“Cash is king, queen and jack”, applies to poker game as well as start-ups. Most entrepreneurs are so focused on building their business idea that accounting has become their last priority. “By the time they approached it at year-end, it’s too late,” said Philip Wong, a management consultant partnered with FastLane Pro. So what should entrepreneurs start doing now to ensure financial health? Philip shared his top five mistakes and actionable steps for entrepreneurs.
Start ups are used to pitching to investors to secure funding but most haven’t thought about when and how to transition from investor capital to revenue to fund their business. A solid financial plan is critical to this.
o Incorporate payback period and estimated ROI into your business plan, adjust your investment cost to be proportional to estimated revenue to avoid budget overruns.
o When formulating the business model, entrepreneurs must never forget that the business is not just to generate sales but also to make profit, hence operating costs need to be considered.
“You need to know your market well to assess if you are truly a disruptor, or just another player. This will affect your ability to command a higher price point, your negotiation power with suppliers, and whether you need to offer better payment terms to your customers as a selling point. This will all have an impact on your cash position,” noted Philip.
o Understand the selling point of your solution — if your solution has a differentiated edge, you don’t necessarily need to price low to attract customers.
o Develop different scenarios and estimate your financial impact, e.g. priced at industry average, or plus or minus 10% from industry average.
Some entrepreneurs don’t know their monthly burn rate[i] and the minimum payment and credit terms they need, hence they are unable to negotiate for the right terms, causing capital to dry up very quickly. “An entrepreneur should know his monthly burn rate from the top of his head without asking his accountant. And a healthy start up should also have 3–4 months’ worth of operational cashflow as their cash reserve.” said Philip.
o Calculate your monthly burn rate, and negotiate your credit and payment terms to achieve cash reserve of 3- 4 months’ worth of operating cashflow.

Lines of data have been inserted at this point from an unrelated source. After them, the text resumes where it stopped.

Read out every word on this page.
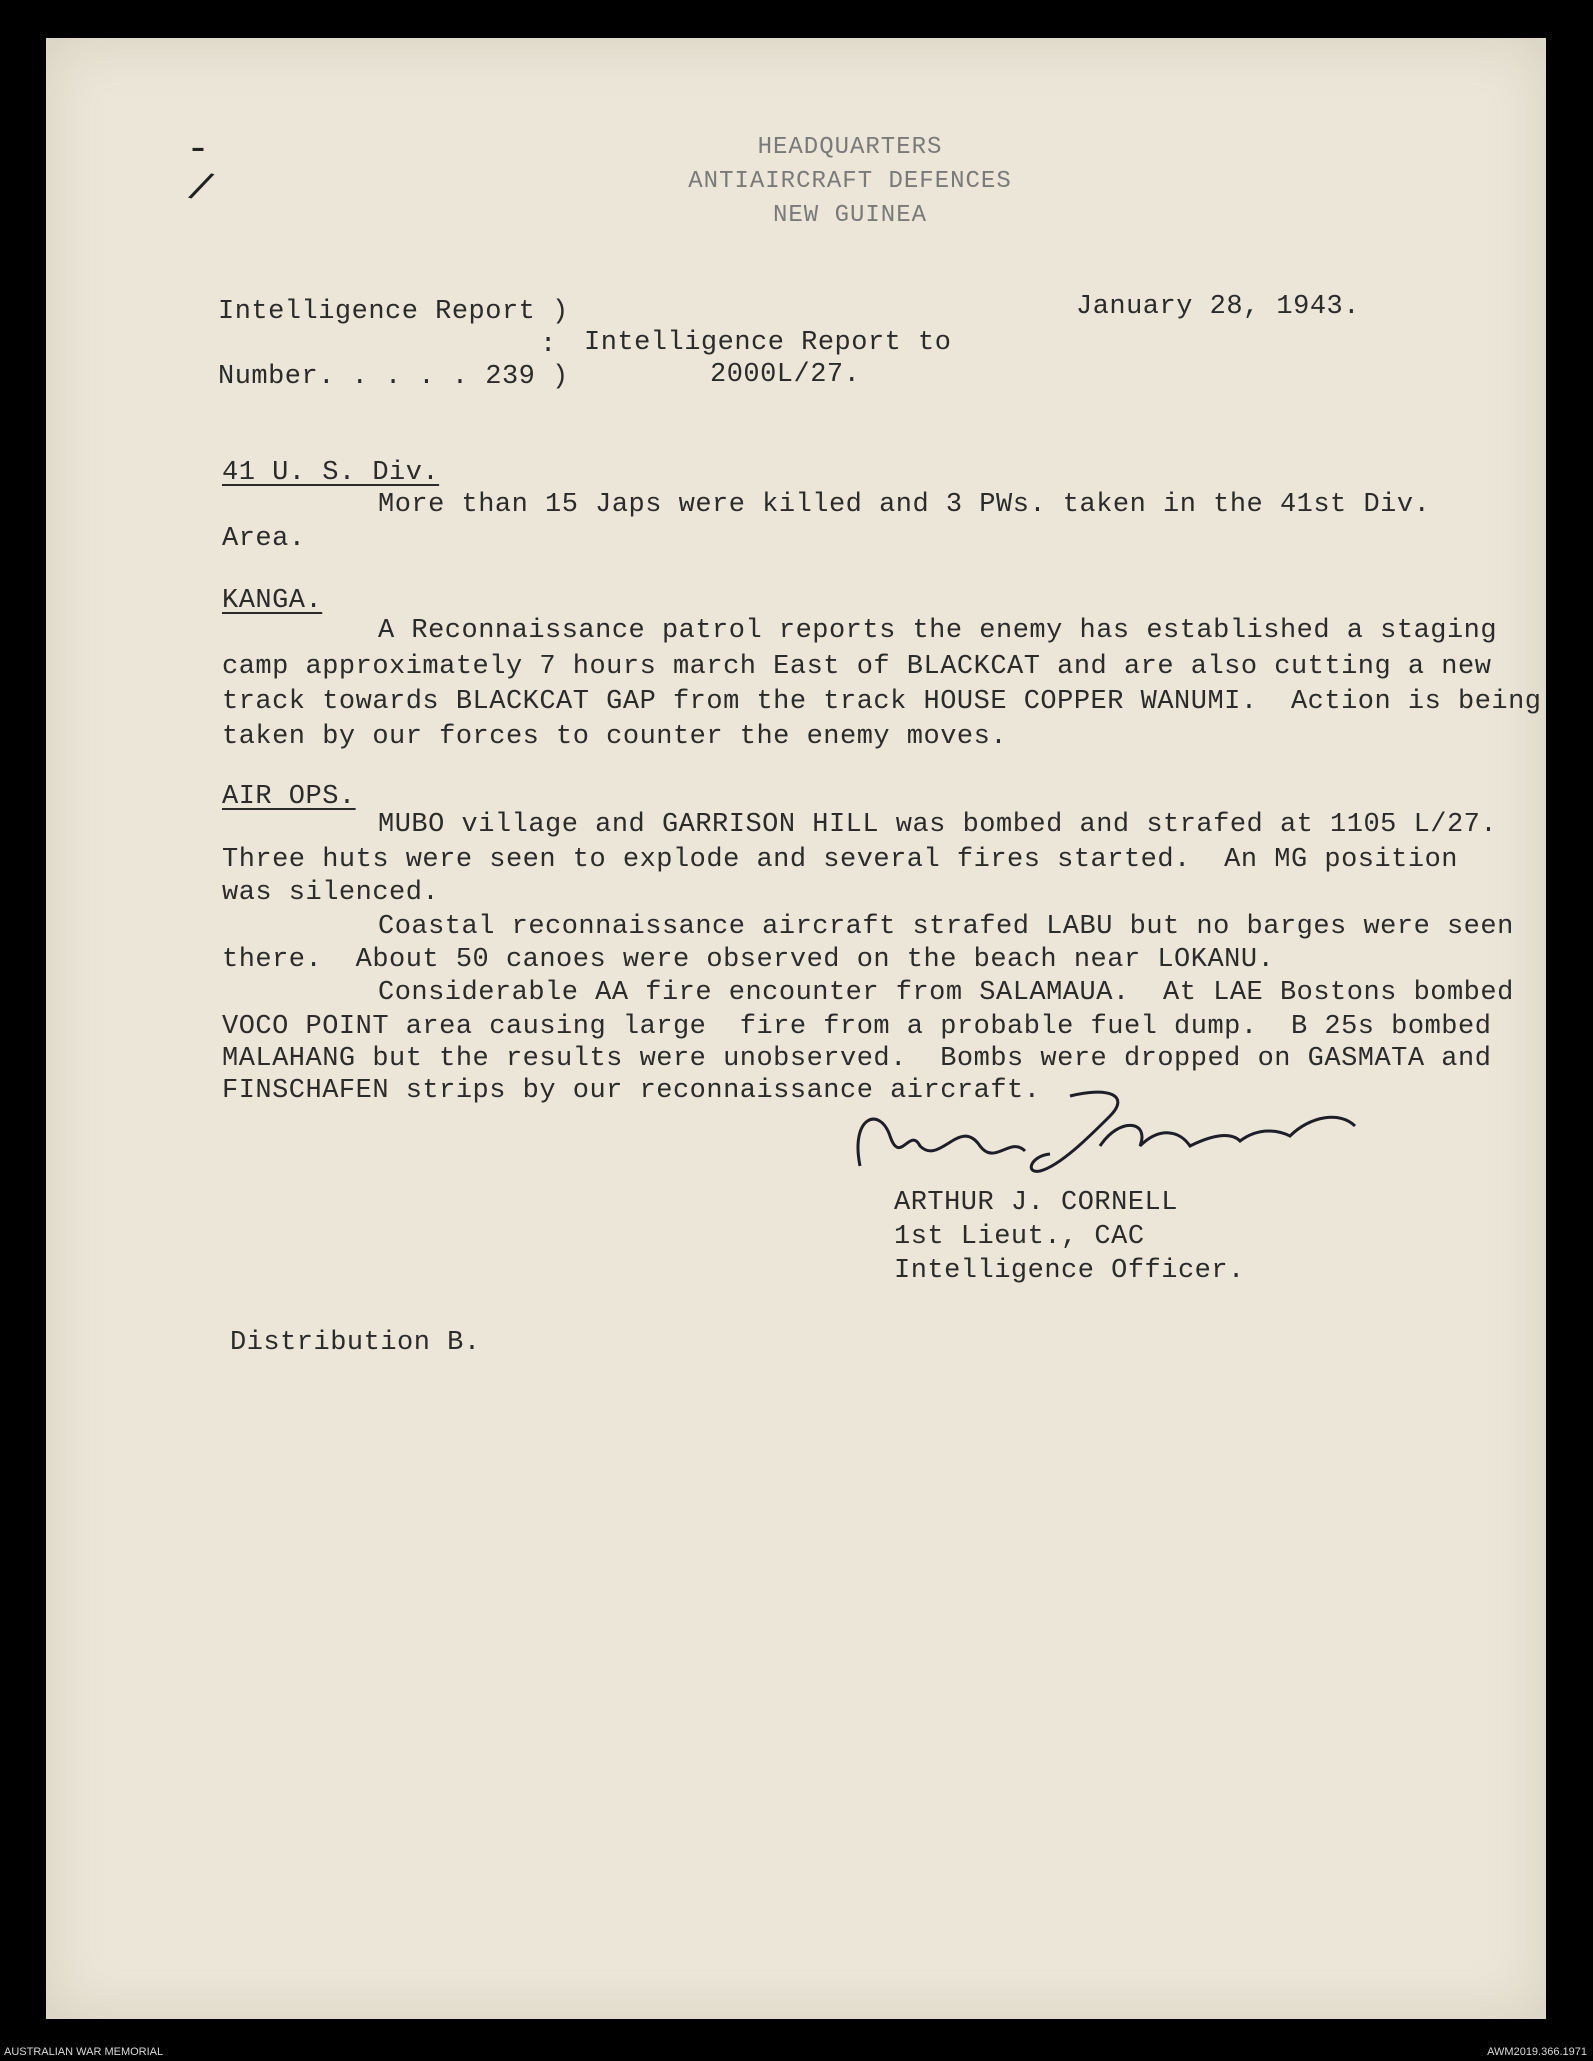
-
/
HEADQUARTERS
ANTIAIRCRAFT DEFENCES
NEW GUINEA
Intelligence Report )
:
Number. . . . . 239 )
Intelligence Report to
2000L/27.
January 28, 1943.
41 U. S. Div.
More than 15 Japs were killed and 3 PWs. taken in the 41st Div.
Area.
KANGA.
A Reconnaissance patrol reports the enemy has established a staging
camp approximately 7 hours march East of BLACKCAT and are also cutting a new
track towards BLACKCAT GAP from the track HOUSE COPPER WANUMI.  Action is being
taken by our forces to counter the enemy moves.
AIR OPS.
MUBO village and GARRISON HILL was bombed and strafed at 1105 L/27.
Three huts were seen to explode and several fires started.  An MG position
was silenced.
Coastal reconnaissance aircraft strafed LABU but no barges were seen
there.  About 50 canoes were observed on the beach near LOKANU.
Considerable AA fire encounter from SALAMAUA.  At LAE Bostons bombed
VOCO POINT area causing large  fire from a probable fuel dump.  B 25s bombed
MALAHANG but the results were unobserved.  Bombs were dropped on GASMATA and
FINSCHAFEN strips by our reconnaissance aircraft.
ARTHUR J. CORNELL
1st Lieut., CAC
Intelligence Officer.
Distribution B.
AUSTRALIAN WAR MEMORIAL	AWM2019.366.1971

o Build management reports at least every quarterly to keep track of financial health to allow you to make changes in the next quarters in the same financial year.
Start-ups under-estimate the workload needed to set up accounting system, leaving it for tax filing at year-end, often causing tax and legal implications at personal as well as corporate level. Philip shared with us three examples from his experience:
1. Business spending are mixed with personal expenditure, hence difficult to be substantiated as those for business purpose and fail to benefit from tax deductions.
2. Naming the founder as founder, contracted consultant or employee of the start-up may have different implications to the start-up’s obligations (MPF payments), rates for personal tax and corporate tax. It’s best seeking professional advice early on about this.
3. Accounting errors only get discovered by accountants or auditors at year-end, by then adjustments in reporting may raise questions from investors.
o Start building good practice early in the year, like bookkeeping.
o If no expertise is available internally, use part-time accountants or outsourcing providers to build up basic accounting function.
For start-ups who are still in their growing phase, replicating the organization structure of large corporate may not be useful, especially in terms of headcount. “Start-ups don’t realise that adding headcount results in disproportionate increase in their cashflow requirements, such as salaries, larger office space, MPF, laptops and other office supplies.” The solution? Build a small team with people who can wear multiple hats, and consider using part-time and outsourced supporting functions before hiring full-time employees.
o Hire colleagues with expertise core to your business and supplementary business skills e.g. HR and IT systems to build a strong team under budget.
So a clear message to all entrepreneurs — start reviewing your financial health today and don’t wait till year end!
A certified public accountant with over 20 years’ experience at a Big 4 firm, now a management consultant, also partnered with Fastlane Capital, to offer professional accounting and corporate services and solutions to entrepreneurs, start-ups and small businesses.
Flora has worked in consulting firm, serving MNCs, SOE, POE and FTSE 100 companies, covering strategy and M&A integration projects. She studied at University of Cambridge and London Business School and has worked in London, Beijing, Shanghai, Hong Kong and Taipei.
[i] Monthly fixed costs refer to essential, contractual payments e.g. rent, employee salaries and MPF contribution. This amount also measures how fast the company “burns” shareholder capital; hence it is referred to as monthly burn rate.